Where’s my ticket out of the North Shore?

“I need to look at your cuts,” Dickie insists.

“Please, leave me alone,” I say weakly as I inhale some much-needed oxygen into my lungs. Another sob wracks me, and it feels like I didn’t even try to breathe, to begin with.

“I’ll leave you alone as soon as I’ve fixed you up, kiddo.”

“I got this,” a deep voice says. “I’ll make sure she’s taken care of before she goes home.”

Caden.

When did he come in? I don’t want him to see me like this. I don’t want anyone to see me ever again. The embarrassment of losing a fight is too much to take.

I sense Dickie’s hesitation. Maybe because he notices Caden’s crown tattoo on his neck. His allegiance to his gang. Maybe because he’s never seen him before and doesn’t want to leave me at the hands of a stranger.

I’m not sure what Caden says, I’m not listening, but Dickie leaves eventually.

I feel Caden crouch in front of me, and the next second he puts two fingers under my chin, forcing my head up.
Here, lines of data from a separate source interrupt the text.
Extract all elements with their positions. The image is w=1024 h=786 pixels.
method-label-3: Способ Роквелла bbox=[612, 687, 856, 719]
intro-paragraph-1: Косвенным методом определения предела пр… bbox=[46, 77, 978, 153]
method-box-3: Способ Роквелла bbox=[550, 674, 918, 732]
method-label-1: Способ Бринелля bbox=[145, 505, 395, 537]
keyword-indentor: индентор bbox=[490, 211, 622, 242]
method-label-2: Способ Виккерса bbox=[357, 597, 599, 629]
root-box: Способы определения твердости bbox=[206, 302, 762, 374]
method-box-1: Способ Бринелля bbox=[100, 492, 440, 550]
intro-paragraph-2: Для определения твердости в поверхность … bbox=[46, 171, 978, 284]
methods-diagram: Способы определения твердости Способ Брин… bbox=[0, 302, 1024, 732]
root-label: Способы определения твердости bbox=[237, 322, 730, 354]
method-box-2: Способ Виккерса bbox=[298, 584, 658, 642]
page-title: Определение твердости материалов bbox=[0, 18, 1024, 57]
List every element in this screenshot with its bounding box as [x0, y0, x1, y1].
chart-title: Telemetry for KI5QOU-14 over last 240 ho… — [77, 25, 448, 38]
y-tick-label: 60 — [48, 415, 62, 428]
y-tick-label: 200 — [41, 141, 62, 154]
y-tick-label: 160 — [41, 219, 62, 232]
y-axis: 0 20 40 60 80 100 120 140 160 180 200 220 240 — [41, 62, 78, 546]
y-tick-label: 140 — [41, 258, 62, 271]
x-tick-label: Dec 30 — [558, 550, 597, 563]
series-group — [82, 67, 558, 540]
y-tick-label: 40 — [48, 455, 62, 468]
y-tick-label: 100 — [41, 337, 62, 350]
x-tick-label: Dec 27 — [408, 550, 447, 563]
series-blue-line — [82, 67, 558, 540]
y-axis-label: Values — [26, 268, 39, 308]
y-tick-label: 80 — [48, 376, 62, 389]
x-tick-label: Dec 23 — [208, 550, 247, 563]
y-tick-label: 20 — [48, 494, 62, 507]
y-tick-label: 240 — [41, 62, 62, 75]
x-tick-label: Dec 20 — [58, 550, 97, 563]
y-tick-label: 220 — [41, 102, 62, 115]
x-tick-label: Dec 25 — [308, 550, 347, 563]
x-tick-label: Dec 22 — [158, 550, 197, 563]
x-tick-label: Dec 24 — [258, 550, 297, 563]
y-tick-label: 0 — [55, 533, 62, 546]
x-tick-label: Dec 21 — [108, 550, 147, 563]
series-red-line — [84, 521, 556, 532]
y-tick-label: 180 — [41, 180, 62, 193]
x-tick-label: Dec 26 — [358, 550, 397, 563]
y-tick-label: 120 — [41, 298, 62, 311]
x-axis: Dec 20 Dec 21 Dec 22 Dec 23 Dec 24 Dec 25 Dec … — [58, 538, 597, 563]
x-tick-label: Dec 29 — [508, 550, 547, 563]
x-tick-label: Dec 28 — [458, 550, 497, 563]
His piercing green eyes send my entire body into overdrive.

It was humiliating enough to lose. It’s utterly destructive that it happened in front of Caden.

Without saying anything, he helps me up and gets me in the shower for the second time today. This time he’s even the one who brushes my teeth. Afterward, he dries me and helps me into my clean clothes before sitting me on the bench again and taking care of my broken face.

The tears haven’t stopped running, but the sobs are not shaking my body anymore. I’m just silently letting the pain fall down my cheeks.

I wince when Caden pushes a little too hard on my eyebrow cut as he disinfects it.